Era una mujer extremadamente inteligente y curiosa; su tenacidad y dedicación la llevaron a formar parte del equipo de Juan Ignacio Cirac Sasturain, en el Instituto Max-Planck de Óptica Cuántica, en Garching, Alemania, consiguiendo una retahíla de premios por sus logros y descubrimientos.

Aquella mujer encerrada en el asilo, no se parecía en nada a la antigua Laia, y no sólo por su cerebro atrofiado. Su aspecto había cambiado: era mucho más delgada; su piel parecía más blanca, casi gris, sin brillo. El semblante eternamente alegre y desafiante, había desaparecido. Su rostro quedó sin expresiones, con la mirada clavada en un punto perdido, distante, indescifrable.

Todas las mañanas, alguien la dejaba sentada junto al amplio ventanal para que mirara el amanecer tras los fríos barrotes. Sabían que, aunque sus ojos pareciesen mirar, ella no veía nada, no sentía nada.

La madrugada del 14 de setiembre del 2014, con un cielo cerrado y plomizo como sus atrofiados pensamientos, Laia pudo ver el Sol, y el Sol la vio a ella.
Como si hubiera despertado de un largo sueño, miró a su alrededor.

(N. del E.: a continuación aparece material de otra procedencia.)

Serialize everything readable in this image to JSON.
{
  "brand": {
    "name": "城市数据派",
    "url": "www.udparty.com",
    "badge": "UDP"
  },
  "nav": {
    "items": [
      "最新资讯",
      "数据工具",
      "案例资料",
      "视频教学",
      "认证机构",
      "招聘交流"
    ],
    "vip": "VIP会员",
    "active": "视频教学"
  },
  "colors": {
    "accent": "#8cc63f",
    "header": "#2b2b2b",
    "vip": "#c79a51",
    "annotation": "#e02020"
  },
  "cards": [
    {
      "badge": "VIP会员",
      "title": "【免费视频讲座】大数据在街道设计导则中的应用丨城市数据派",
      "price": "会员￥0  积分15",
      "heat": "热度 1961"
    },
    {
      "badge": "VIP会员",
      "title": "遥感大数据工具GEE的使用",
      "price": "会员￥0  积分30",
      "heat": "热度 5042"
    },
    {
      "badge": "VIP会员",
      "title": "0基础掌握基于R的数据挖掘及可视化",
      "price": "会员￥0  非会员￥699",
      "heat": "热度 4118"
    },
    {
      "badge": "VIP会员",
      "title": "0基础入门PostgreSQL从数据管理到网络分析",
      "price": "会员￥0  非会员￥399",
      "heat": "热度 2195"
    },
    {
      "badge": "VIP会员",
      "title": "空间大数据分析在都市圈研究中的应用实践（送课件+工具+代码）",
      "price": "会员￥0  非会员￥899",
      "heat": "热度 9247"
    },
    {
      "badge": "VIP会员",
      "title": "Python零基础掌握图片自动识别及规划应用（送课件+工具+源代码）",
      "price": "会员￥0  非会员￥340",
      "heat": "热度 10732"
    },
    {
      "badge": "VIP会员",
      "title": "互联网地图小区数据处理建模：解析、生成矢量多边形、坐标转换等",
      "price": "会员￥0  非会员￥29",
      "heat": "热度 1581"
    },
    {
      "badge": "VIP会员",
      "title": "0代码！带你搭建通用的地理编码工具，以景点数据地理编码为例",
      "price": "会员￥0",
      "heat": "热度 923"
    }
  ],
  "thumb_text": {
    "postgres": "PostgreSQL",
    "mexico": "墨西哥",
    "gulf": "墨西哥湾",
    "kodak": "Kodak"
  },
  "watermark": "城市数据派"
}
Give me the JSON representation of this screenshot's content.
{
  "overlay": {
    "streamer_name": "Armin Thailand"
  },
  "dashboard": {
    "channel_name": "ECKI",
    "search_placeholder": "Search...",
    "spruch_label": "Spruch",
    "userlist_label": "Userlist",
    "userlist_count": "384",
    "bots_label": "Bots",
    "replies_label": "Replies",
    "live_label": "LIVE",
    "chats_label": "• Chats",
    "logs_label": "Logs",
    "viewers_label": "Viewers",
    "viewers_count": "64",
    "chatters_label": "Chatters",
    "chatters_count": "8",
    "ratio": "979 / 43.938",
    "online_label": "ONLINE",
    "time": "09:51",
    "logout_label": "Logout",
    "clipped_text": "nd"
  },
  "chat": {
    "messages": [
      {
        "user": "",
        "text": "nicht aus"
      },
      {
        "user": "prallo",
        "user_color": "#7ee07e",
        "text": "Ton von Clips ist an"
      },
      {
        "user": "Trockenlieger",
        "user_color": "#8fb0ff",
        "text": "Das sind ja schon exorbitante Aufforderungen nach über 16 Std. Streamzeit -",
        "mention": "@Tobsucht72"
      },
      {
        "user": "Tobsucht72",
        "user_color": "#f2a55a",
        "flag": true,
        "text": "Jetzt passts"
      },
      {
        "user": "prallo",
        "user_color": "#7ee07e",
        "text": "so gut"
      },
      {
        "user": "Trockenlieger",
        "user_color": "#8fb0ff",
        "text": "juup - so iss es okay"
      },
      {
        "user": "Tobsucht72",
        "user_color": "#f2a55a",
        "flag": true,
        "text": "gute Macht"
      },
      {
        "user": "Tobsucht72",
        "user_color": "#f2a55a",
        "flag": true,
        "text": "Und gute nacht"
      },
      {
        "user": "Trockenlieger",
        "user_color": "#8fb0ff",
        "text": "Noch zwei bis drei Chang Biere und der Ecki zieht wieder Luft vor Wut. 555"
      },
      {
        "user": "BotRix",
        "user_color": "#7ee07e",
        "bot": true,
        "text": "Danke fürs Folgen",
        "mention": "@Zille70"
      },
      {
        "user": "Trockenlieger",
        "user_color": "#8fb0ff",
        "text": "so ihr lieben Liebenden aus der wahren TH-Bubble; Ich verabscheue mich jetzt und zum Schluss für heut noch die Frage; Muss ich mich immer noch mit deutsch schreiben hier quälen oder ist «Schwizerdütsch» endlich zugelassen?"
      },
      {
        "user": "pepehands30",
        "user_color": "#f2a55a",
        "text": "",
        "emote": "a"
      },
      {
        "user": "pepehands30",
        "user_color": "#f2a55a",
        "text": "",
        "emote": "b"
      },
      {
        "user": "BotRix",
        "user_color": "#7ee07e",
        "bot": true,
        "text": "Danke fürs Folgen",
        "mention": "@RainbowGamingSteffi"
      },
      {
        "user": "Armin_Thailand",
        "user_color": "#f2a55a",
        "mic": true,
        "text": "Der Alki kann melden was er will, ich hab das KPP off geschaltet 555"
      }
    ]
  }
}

Vio el deprimente cuadro de la Sala de Recreación: Un hombre golpeándose la frente con la palma de la mano, balanceándose hacia adelante y atrás, repitiendo "Mantel, platos, cubiertos... Mantel, platos, cubiertos…"; una anciana llorando, y riendo alternadamente; un joven caminando presuroso, de una esquina a la otra, con la cabeza gacha.
Laia, desesperada, corrió hacia los enfermeros quienes, al verla moverse después de tanto tiempo de permanecer estática, y considerarla poco menos que un reseco y marchito vegetal, quedaron atónitos. El más robusto, sintió cómo una fría gota de sudor resbalaba por su calva cabeza, mientras su compañero, de baja estatura y ojos saltones, trataba de sostener en sus manos temblorosas, la taza de café que un instante después quedó flotando, como si una mano invisible la sostuviera a centímetros del piso.

– ¡Joder, tío! ¡¿Pero qué co…?! – exclamó el corpulento auxiliar.
– ¿Por qué estoy aquí? ¡Quiero hablar con mi esposo! – interrumpió Laia.
– T-tranquila s-señora, ya viene el doctor – tartamudeó el otro, sorprendido por la reacción de la mujer que, hasta ese momento, no había sido capaz de formular una línea de pensamiento coherente.
– Escúcheme señor: quiero ya mismo hablar con algún directivo del lugar; quiero saber qué está pasando – increpó Laia al enfermero.
– Cálmate Laia, ve a tu sillón hasta que venga el Doctor ¿sí? – le dijo otro, tomándola del brazo.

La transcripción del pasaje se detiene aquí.